Two important practical possibilities arise from these observations of Grantee Kessel. Should the attempt to wipe out infantile paralysis by the chemical blockade of children's nerves of smell be found to have limitations, or to fail, it might then be necessary to fall back upon new attempts to vaccinate them. This might become feasible, if one or another of the Commission's grantees should develop a way to spot the susceptible human being -- which is not yet proven impossible. Would it not then be very valuable, in such a project, to possess a mild infantile paralysis virus? Just, as in the case of smallpox, people are not protected by that milder form of smallpox virus, vaccinia, which is obtained from cows?

41  

Of course it is granted that, if the field trial of zinc sulphate or some other chemical, in the attempt to block the virus from getting into children, should be successful, then the question of whether there is more than one infantile paralysis virus becomes an academic one. In short, zinc sulphate wouldn't care which virus it prevented from entering. Yet, we do not know whether this science, so brilliantly successful in monkeys, will work for man. And it is common sense for us to have, experimentally, as many strings as possible to our bow.

42  

This peculiarity of the Southern California virus has been confirmed in the important experiments of grantees Drs. John Paul and James D. Trask, of the Yale University Medical School. One of Trask's and Paul's viruses, obtained from Southern California, while it is not very fatal for monkeys, yet exhibits this ominous trait: that it can be easily passed from one monkey to another by simply injecting it into the skin of these animals. Should this hold, too, for human beings, with new viruses in future epidemics, what then would become of our now hopeful project to protect them by spraying chemical solutions into their noses?

43  

A group of very able investigators at the Johns Hopkins University Medical School began a year ago last fall to strike at the very heart, so to speak, of the basic scientific mystery of infantile paralysis. And already a most significant preliminary report has been rendered by these workers.
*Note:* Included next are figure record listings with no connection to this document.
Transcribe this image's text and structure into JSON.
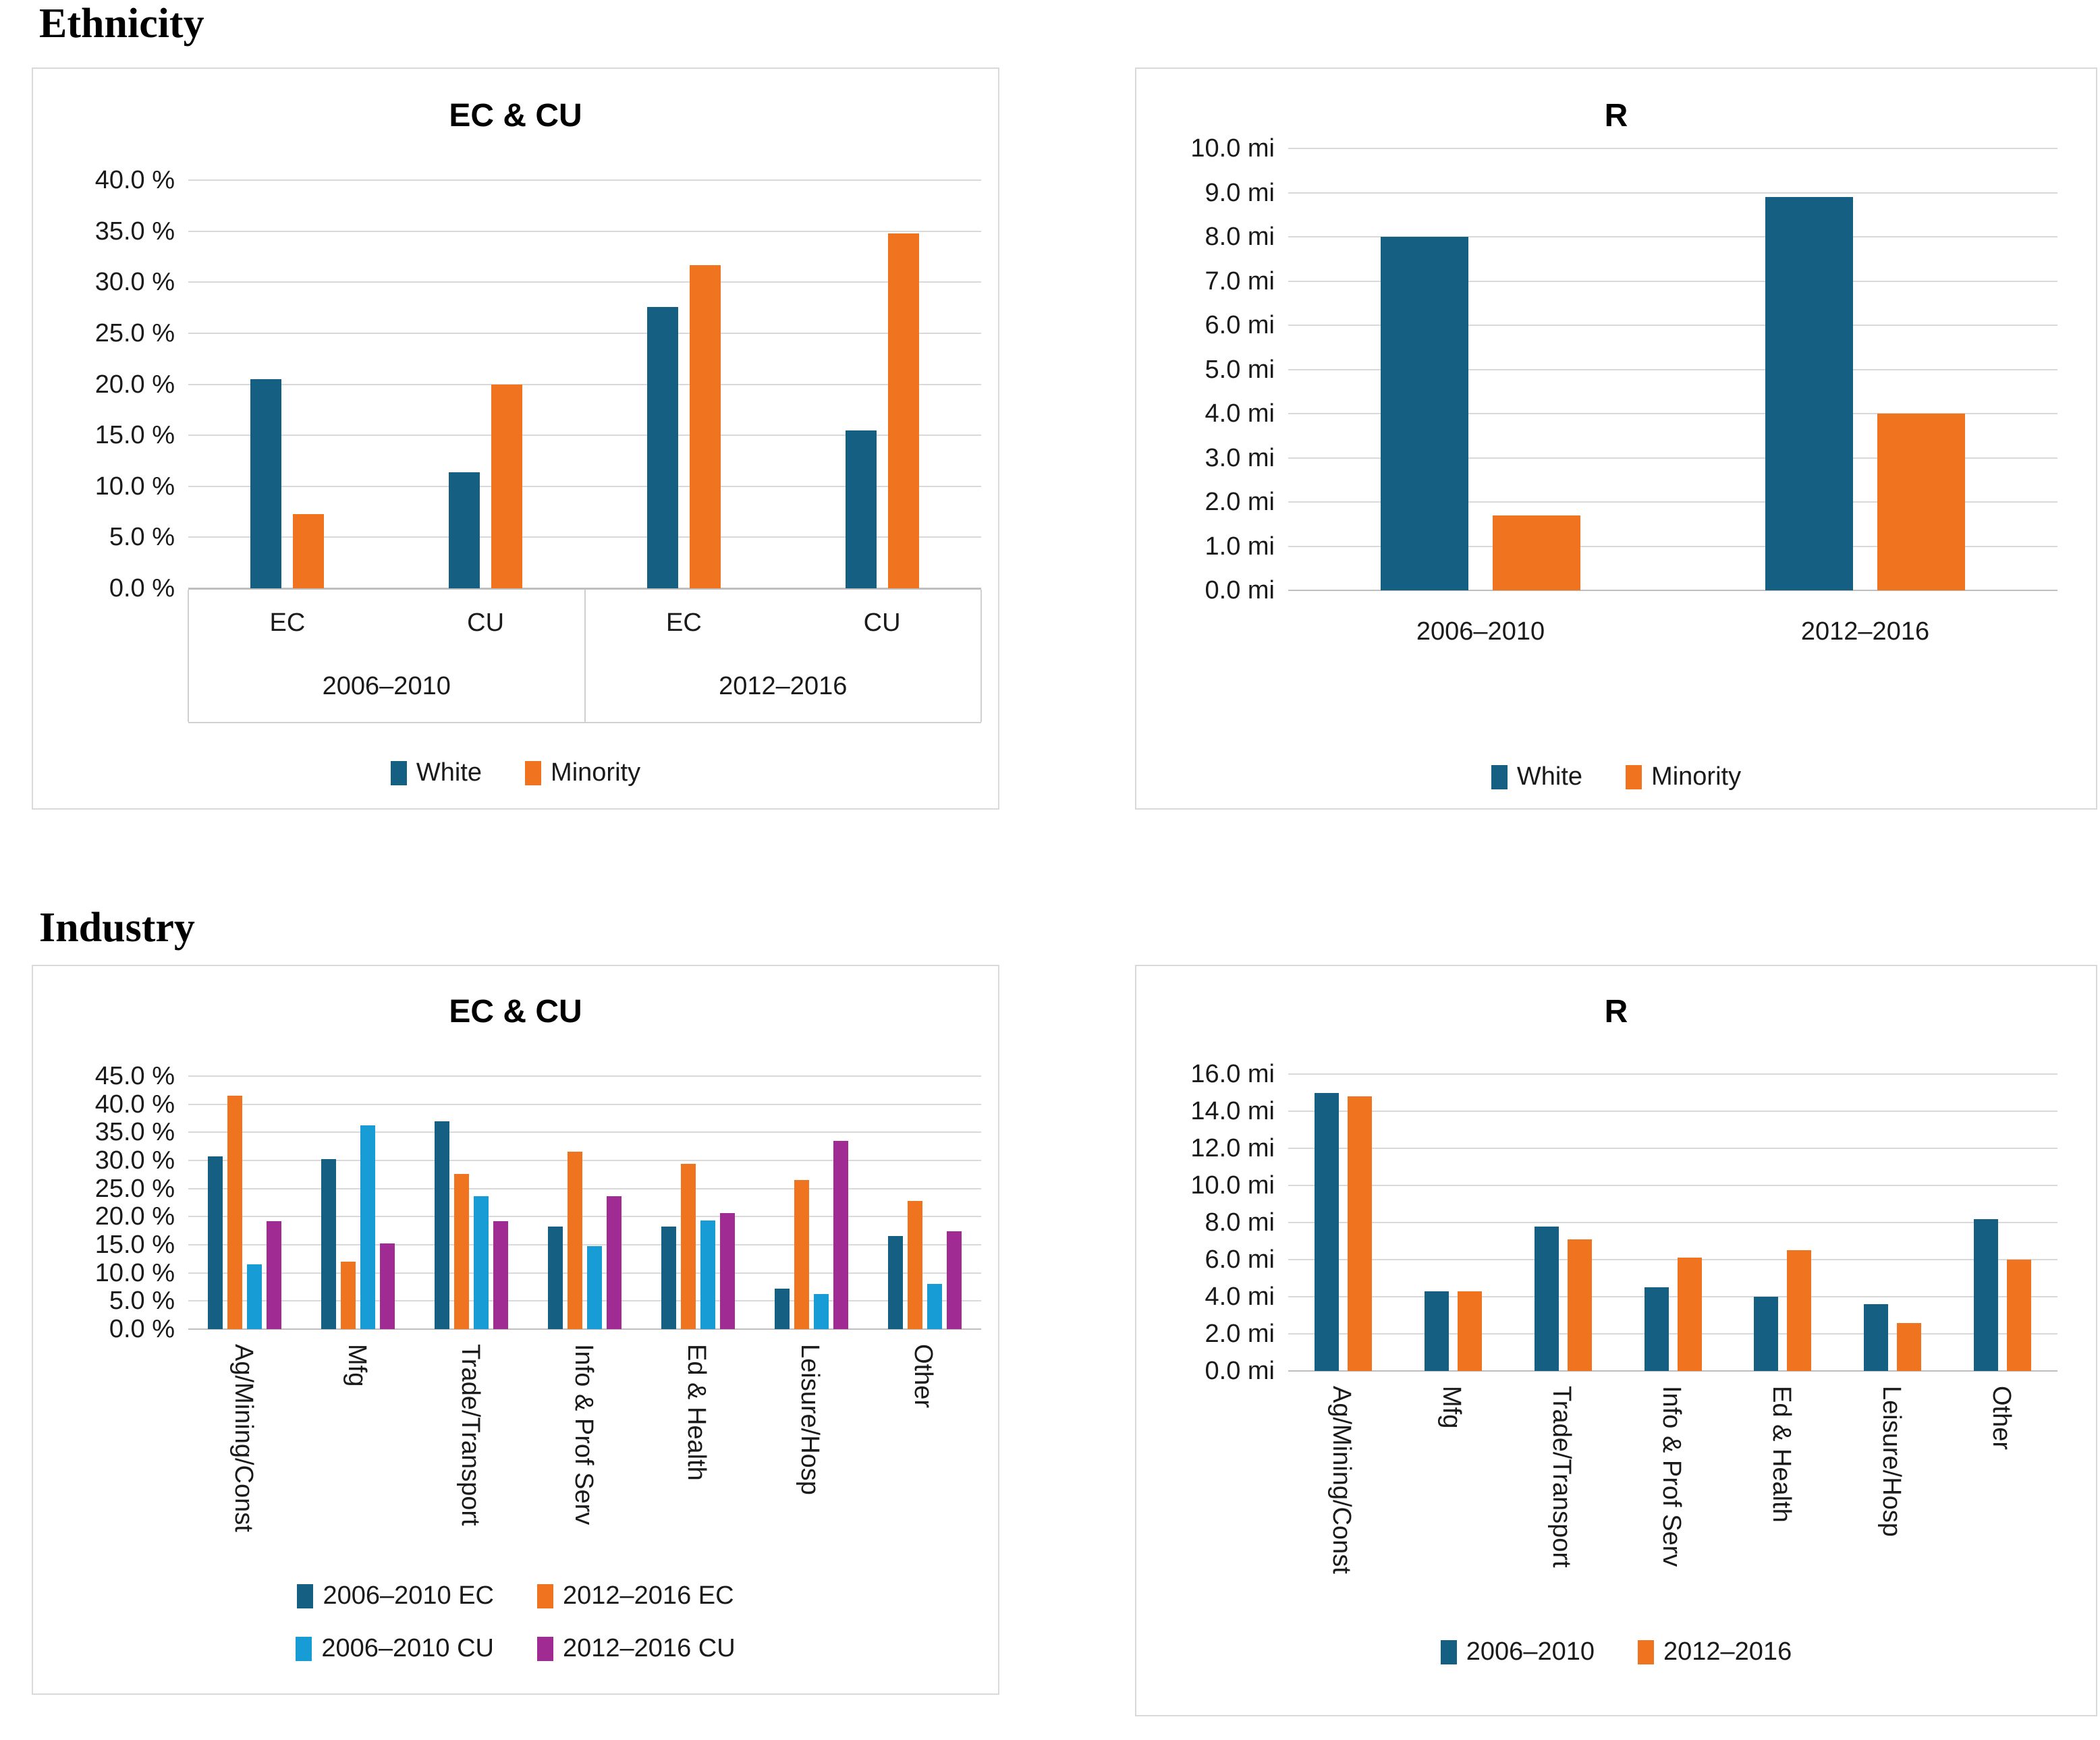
{
  "headings": [
    "Ethnicity",
    "Industry"
  ],
  "colors": {
    "dark_blue": "#156082",
    "orange": "#F0731F",
    "light_blue": "#189CD5",
    "magenta": "#A02B93",
    "gridline": "#D9D9D9",
    "axis_line": "#BFBFBF"
  },
  "chart_data": [
    {
      "id": "ethnicity-ec-cu",
      "type": "bar",
      "section": "Ethnicity",
      "title": "EC & CU",
      "unit": "%",
      "ylim": [
        0,
        40
      ],
      "ystep": 5,
      "grid": true,
      "legend_position": "bottom",
      "categories": [
        "EC",
        "CU",
        "EC",
        "CU"
      ],
      "category_groups": [
        "2006–2010",
        "2012–2016"
      ],
      "series": [
        {
          "name": "White",
          "color": "#156082",
          "values": [
            20.5,
            11.4,
            27.6,
            15.5
          ]
        },
        {
          "name": "Minority",
          "color": "#F0731F",
          "values": [
            7.3,
            20.0,
            31.7,
            34.8
          ]
        }
      ]
    },
    {
      "id": "ethnicity-r",
      "type": "bar",
      "section": "Ethnicity",
      "title": "R",
      "unit": "mi",
      "ylim": [
        0,
        10
      ],
      "ystep": 1,
      "grid": true,
      "legend_position": "bottom",
      "categories": [
        "2006–2010",
        "2012–2016"
      ],
      "series": [
        {
          "name": "White",
          "color": "#156082",
          "values": [
            8.0,
            8.9
          ]
        },
        {
          "name": "Minority",
          "color": "#F0731F",
          "values": [
            1.7,
            4.0
          ]
        }
      ]
    },
    {
      "id": "industry-ec-cu",
      "type": "bar",
      "section": "Industry",
      "title": "EC & CU",
      "unit": "%",
      "ylim": [
        0,
        45
      ],
      "ystep": 5,
      "grid": true,
      "legend_position": "bottom",
      "categories": [
        "Ag/Mining/Const",
        "Mfg",
        "Trade/Transport",
        "Info & Prof Serv",
        "Ed & Health",
        "Leisure/Hosp",
        "Other"
      ],
      "series": [
        {
          "name": "2006–2010 EC",
          "color": "#156082",
          "values": [
            30.7,
            30.2,
            37.0,
            18.3,
            18.3,
            7.2,
            16.6
          ]
        },
        {
          "name": "2012–2016 EC",
          "color": "#F0731F",
          "values": [
            41.5,
            12.0,
            27.6,
            31.6,
            29.4,
            26.5,
            22.8
          ]
        },
        {
          "name": "2006–2010 CU",
          "color": "#189CD5",
          "values": [
            11.5,
            36.2,
            23.6,
            14.8,
            19.3,
            6.2,
            8.0
          ]
        },
        {
          "name": "2012–2016 CU",
          "color": "#A02B93",
          "values": [
            19.2,
            15.2,
            19.2,
            23.7,
            20.6,
            33.5,
            17.4
          ]
        }
      ]
    },
    {
      "id": "industry-r",
      "type": "bar",
      "section": "Industry",
      "title": "R",
      "unit": "mi",
      "ylim": [
        0,
        16
      ],
      "ystep": 2,
      "grid": true,
      "legend_position": "bottom",
      "categories": [
        "Ag/Mining/Const",
        "Mfg",
        "Trade/Transport",
        "Info & Prof Serv",
        "Ed & Health",
        "Leisure/Hosp",
        "Other"
      ],
      "series": [
        {
          "name": "2006–2010",
          "color": "#156082",
          "values": [
            15.0,
            4.3,
            7.8,
            4.5,
            4.0,
            3.6,
            8.2
          ]
        },
        {
          "name": "2012–2016",
          "color": "#F0731F",
          "values": [
            14.8,
            4.3,
            7.1,
            6.1,
            6.5,
            2.6,
            6.0
          ]
        }
      ]
    }
  ]
}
They are investigating from every known angle, bacteriological, chemical, anatomical, physiological, pathological, this most basic of all the purely scientific mysteries of the disease, namely:

44  

Is it certain that the virus of infantile paralysis is able to invade, to multiply, to attack, and to destroy, the nerve tissues of human beings and monkeys, and their nerve tissues only? Their work answers this question in the affirmative.

45  

From almost every laboratory during the past six years has come news that would make it seem as if this is so. Yet the old idea that infantile paralysis is first a blood disease and only later attacks nerve tissues dies hard. And it still has its proponents. Yet, the most hopeful immediate attack upon the key question of preventing infantile paralysis from invading children, rests upon the new doctrine that the virus of the sickness penetrates only by way of the nerves of smell, and can survive and multiply in, and attack, nerve cells and nerve cells alone.

46  

One could not have been in intimate contact with the work described above, without acquiring a measure of enthusiasm and hopefulness which is perhaps too evident in this resumé of scientific facts. It I seem to have stressed unduly the advances made possible by the provision of needed funds, that is not to be taken to mean that all that results depend on is plenty of money. One reading this report should always remember that after all these scientists are still attempting solutions in many cases sought by them and their predecessors without success for a period as far back as seventy-five years.

47  

All these problems are in good hands. Work upon them can only go forward when all keep to the belief that they can be solved despite past defeats. But this does not mean that all of the answers sought are bound to be found in a given time.